Lilias did not answer; she looked thoughtfully along the green, melancholy terrace, thinking of Lucy Murray in her solitude, and of Charlie Graeme the household traitor, whose honest, fresh, ingenuous son had never heard of Murrayshaugh.

The faint sound of a lifted latch aroused her attention and she looked round. A little old woman, with impatient, vivacious features and quick pattering steps, came along the grass-grown path. She had heard voices without, and had issued forth in evident wrath to avenge the intrusion on her territory.

“Oh, mem, I beg your pardon!” she exclaimed, as she made a dead stop in front of Lilias. “If I didna think it was Robbie Carlyle’s cuddie and that tinkler of a callant, Peter, chasing him! but ye’ll be the young lady of Mossgray?”

Lilias took the designation with a smile.

“This is Murrayshaugh, is it not?” she asked.

But the little woman’s eyes were so busy that she lost the question. She was examining with singular curiosity the face of Halbert Graeme.

“This is Murrayshaugh?” repeated Lilias.

“Ay, it’s Murrayshaugh,” was the answer emphatically given, while the speaker looked wrathfully at Halbert Graeme.

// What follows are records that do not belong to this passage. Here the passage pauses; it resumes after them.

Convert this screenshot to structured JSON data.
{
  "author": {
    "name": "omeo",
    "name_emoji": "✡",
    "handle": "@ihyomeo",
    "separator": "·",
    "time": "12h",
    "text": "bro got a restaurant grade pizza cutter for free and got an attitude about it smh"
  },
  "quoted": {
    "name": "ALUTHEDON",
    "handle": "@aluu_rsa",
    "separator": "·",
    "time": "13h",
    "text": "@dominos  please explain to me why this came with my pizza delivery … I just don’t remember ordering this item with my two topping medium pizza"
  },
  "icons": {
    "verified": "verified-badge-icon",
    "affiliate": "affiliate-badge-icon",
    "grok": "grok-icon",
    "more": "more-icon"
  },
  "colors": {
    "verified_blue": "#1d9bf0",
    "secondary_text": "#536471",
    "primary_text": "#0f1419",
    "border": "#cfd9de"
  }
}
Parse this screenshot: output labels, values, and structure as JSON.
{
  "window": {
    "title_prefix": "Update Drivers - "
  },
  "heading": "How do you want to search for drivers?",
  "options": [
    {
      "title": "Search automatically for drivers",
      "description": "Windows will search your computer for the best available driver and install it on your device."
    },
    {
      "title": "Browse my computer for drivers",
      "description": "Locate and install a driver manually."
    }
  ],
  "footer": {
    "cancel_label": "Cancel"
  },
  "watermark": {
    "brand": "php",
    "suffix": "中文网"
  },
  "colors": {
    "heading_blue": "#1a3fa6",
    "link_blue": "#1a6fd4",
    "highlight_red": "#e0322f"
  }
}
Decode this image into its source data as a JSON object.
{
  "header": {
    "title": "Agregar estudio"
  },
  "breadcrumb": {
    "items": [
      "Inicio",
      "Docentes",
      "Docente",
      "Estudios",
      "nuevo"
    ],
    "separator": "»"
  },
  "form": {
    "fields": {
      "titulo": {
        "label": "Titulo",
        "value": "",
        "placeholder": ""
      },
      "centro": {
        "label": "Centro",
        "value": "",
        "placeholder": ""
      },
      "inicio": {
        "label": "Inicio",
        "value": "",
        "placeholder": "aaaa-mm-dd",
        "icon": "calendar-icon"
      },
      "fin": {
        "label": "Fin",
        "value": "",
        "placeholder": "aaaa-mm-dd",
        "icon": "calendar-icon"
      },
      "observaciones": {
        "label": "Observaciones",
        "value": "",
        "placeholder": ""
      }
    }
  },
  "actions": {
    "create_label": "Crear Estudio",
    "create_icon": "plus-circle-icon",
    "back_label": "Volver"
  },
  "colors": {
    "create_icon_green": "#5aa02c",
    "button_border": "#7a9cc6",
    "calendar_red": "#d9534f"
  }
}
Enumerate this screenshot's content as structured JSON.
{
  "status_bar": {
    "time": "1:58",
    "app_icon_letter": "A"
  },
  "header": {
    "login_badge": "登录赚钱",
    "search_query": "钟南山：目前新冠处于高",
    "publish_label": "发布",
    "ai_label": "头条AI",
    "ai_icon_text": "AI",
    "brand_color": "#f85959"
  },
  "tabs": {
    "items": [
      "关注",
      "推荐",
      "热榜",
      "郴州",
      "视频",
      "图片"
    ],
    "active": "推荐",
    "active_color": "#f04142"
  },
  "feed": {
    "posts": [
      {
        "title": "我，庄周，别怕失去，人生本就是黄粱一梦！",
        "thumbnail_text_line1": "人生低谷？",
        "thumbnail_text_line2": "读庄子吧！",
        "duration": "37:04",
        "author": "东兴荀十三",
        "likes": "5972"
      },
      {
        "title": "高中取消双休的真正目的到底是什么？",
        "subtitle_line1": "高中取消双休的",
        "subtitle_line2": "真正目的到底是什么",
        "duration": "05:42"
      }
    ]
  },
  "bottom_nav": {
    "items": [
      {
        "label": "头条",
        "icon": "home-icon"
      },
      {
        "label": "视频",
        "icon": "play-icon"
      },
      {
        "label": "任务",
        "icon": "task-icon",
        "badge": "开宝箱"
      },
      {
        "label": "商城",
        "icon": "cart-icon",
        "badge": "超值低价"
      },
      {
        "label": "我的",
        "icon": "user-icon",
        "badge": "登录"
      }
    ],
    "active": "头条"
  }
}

Halbert was considerably astonished; but the unconscious natural prepossessing smile remained upon his truthful face. It was a very honest straightforward countenance; what we call “aefauld,” in Scotland—and the old woman gradually melted under the frank, good-humoured smile.

“They ca’ me Eesabell Broun,” she said abruptly, “and I keep the house. I’ve lived here a’ my days, and if ye would like to see it, I’ve nae objections.”